World War II, the last congressionally declared war, ushered in the Cold War and the nuclear arms race after the U.S. used atomic weapons on the Japanese cities of Hiroshima and Nagasaki on August 6 and 9, 1945. Instantly, tens of thousands were incinerated in both cities. Over the following months, years and decades, these weapons of nuclear mass destruction killed hundreds of thousands and left an untold number of other victims to suffer the effects of radiation. Planning and preparing for nuclear war has also claimed the lives of countless tens of thousands around the world, as the U.S. mined uranium and tested nuclear weapons.

The U.S. is now preparing to upgrade its nuclear arsenal (new window) to the tune of over a trillion dollars.

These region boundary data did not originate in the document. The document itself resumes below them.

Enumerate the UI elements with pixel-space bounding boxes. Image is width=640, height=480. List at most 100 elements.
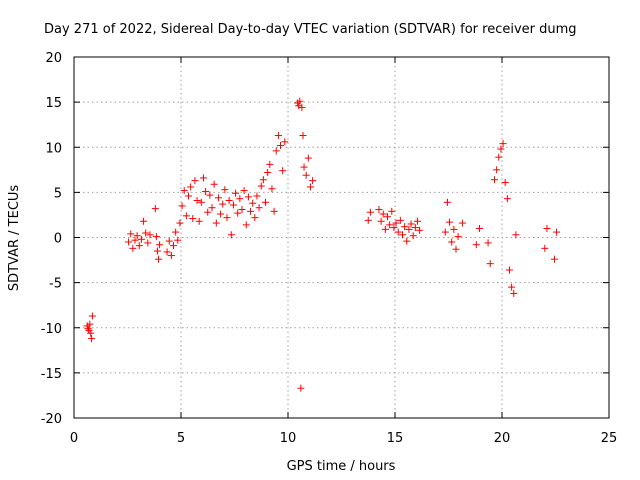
data-point: [379, 210, 387, 218]
data-point: [441, 228, 449, 236]
data-point: [452, 245, 460, 253]
data-point: [493, 166, 501, 174]
data-point: [302, 171, 310, 179]
data-point: [257, 182, 265, 190]
data-point: [88, 335, 96, 343]
data-point: [262, 198, 270, 206]
data-point: [249, 199, 257, 207]
data-point: [227, 231, 235, 239]
data-point: [499, 140, 507, 148]
data-points: [83, 97, 561, 392]
x-tick-label: 15: [387, 431, 404, 446]
data-point: [297, 384, 305, 392]
data-point: [279, 167, 287, 175]
data-point: [251, 214, 259, 222]
data-point: [208, 204, 216, 212]
data-point: [495, 153, 503, 161]
data-point: [240, 187, 248, 195]
data-point: [505, 266, 513, 274]
data-point: [484, 239, 492, 247]
data-point: [184, 192, 192, 200]
data-point: [151, 205, 159, 213]
data-point: [541, 244, 549, 252]
data-point: [553, 228, 561, 236]
x-tick-label: 5: [177, 431, 185, 446]
data-point: [443, 198, 451, 206]
y-tick-label: -5: [49, 277, 62, 292]
data-point: [503, 195, 511, 203]
y-tick-label: 20: [45, 51, 62, 66]
data-point: [304, 154, 312, 162]
data-point: [255, 204, 263, 212]
data-point: [182, 212, 190, 220]
data-point: [174, 236, 182, 244]
data-point: [446, 218, 454, 226]
data-point: [176, 219, 184, 227]
y-tick-label: 5: [54, 186, 62, 201]
data-point: [543, 224, 551, 232]
data-point: [401, 223, 409, 231]
data-point: [163, 248, 171, 256]
x-tick-label: 0: [70, 431, 78, 446]
data-point: [195, 217, 203, 225]
data-point: [390, 224, 398, 232]
data-point: [144, 239, 152, 247]
data-point: [454, 233, 462, 241]
data-point: [247, 207, 255, 215]
data-point: [377, 217, 385, 225]
data-point: [223, 214, 231, 222]
data-point: [84, 325, 92, 333]
y-tick-label: 0: [54, 232, 62, 247]
y-tick-label: 10: [45, 141, 62, 156]
y-tick-label: -20: [41, 412, 62, 427]
data-point: [142, 229, 150, 237]
data-point: [172, 228, 180, 236]
data-point: [189, 215, 197, 223]
data-point: [210, 180, 218, 188]
data-point: [253, 192, 261, 200]
data-point: [155, 255, 163, 263]
data-point: [299, 132, 307, 140]
data-point: [153, 247, 161, 255]
data-point: [191, 177, 199, 185]
data-point: [270, 207, 278, 215]
data-point: [234, 209, 242, 217]
data-point: [384, 213, 392, 221]
grid-lines: [74, 57, 609, 418]
data-point: [206, 191, 214, 199]
data-point: [407, 220, 415, 228]
data-point: [202, 187, 210, 195]
data-point: [306, 183, 314, 191]
data-point: [411, 224, 419, 232]
data-point: [491, 176, 499, 184]
data-point: [137, 235, 145, 243]
data-point: [238, 206, 246, 214]
x-axis-label: GPS time / hours: [287, 459, 396, 474]
data-point: [416, 226, 424, 234]
data-point: [259, 176, 267, 184]
data-point: [87, 329, 95, 337]
x-tick-label: 10: [280, 431, 297, 446]
data-point: [131, 236, 139, 244]
x-tick-label: 20: [494, 431, 511, 446]
data-point: [88, 312, 96, 320]
data-point: [381, 225, 389, 233]
data-point: [396, 216, 404, 224]
data-point: [277, 141, 285, 149]
data-point: [127, 230, 135, 238]
data-point: [386, 221, 394, 229]
data-point: [403, 237, 411, 245]
data-point: [214, 194, 222, 202]
data-point: [295, 102, 303, 110]
data-point: [167, 252, 175, 260]
data-point: [242, 221, 250, 229]
data-point: [394, 228, 402, 236]
data-point: [156, 241, 164, 249]
data-point: [187, 183, 195, 191]
data-point: [486, 260, 494, 268]
data-point: [178, 202, 186, 210]
plot-frame: [73, 56, 610, 419]
data-point: [458, 219, 466, 227]
data-point: [217, 210, 225, 218]
data-point: [221, 186, 229, 194]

It is unconscionable that our taxes are used in this manner, when great human needs exist in our world. We are reminded of the words of President Eisenhower: “Every gun that is made, every warship launched, every rocket fired signifies in the final sense, a theft from those who hunger and are not fed, those who are cold and are not clothed. This world in arms is not spending money alone. It is spending the sweat of its laborers, the genius of its scientists, the hopes of its children. This is not a way of life at all in any true sense. Under the clouds of war, it is humanity hanging on a cross of iron.”

Studying, planning for, preparing for, and waging of war, are wrong and contrary to our deeply held beliefs. This is why we seek your support for the Peace Tax Fund Bill, which will be introduced in the new Congress after the November elections. As we move forward with our work together, we ask you to consider becoming a Peace Tax Advocate. Peace Tax Advocates will actively engage their members of Congress to become co-sponsors of the Peace Tax Fund Bill which will be introduced again by Representative John Lewis in early 2017. For more information about being a Peace Tax Advocate please contact us at info@peacetaxfund.org or call us at 888-PEACETAX or 202-483-3751.

As we mark the anniversary of the horrific tragedy of the atomic bombings of Hiroshima and Nagasaki, we leave you with the words of priest, poet and peace activist Daniel Berrigan, who passed away a few months ago:

Shadow on the Rock
by Daniel Berrigan, S.J.

At Hiroshima there’s a museum
and outside that museum there’s a rock,
and on that rock there’s a shadow.
That shadow is all that remains
of the human being who stood there on August 6, 1945
when the nuclear age began.
In the most real sense of the word,
that is the choice before us.
We shall either end war and the nuclear arms race in this generation,
or we will become Shadows on the rock.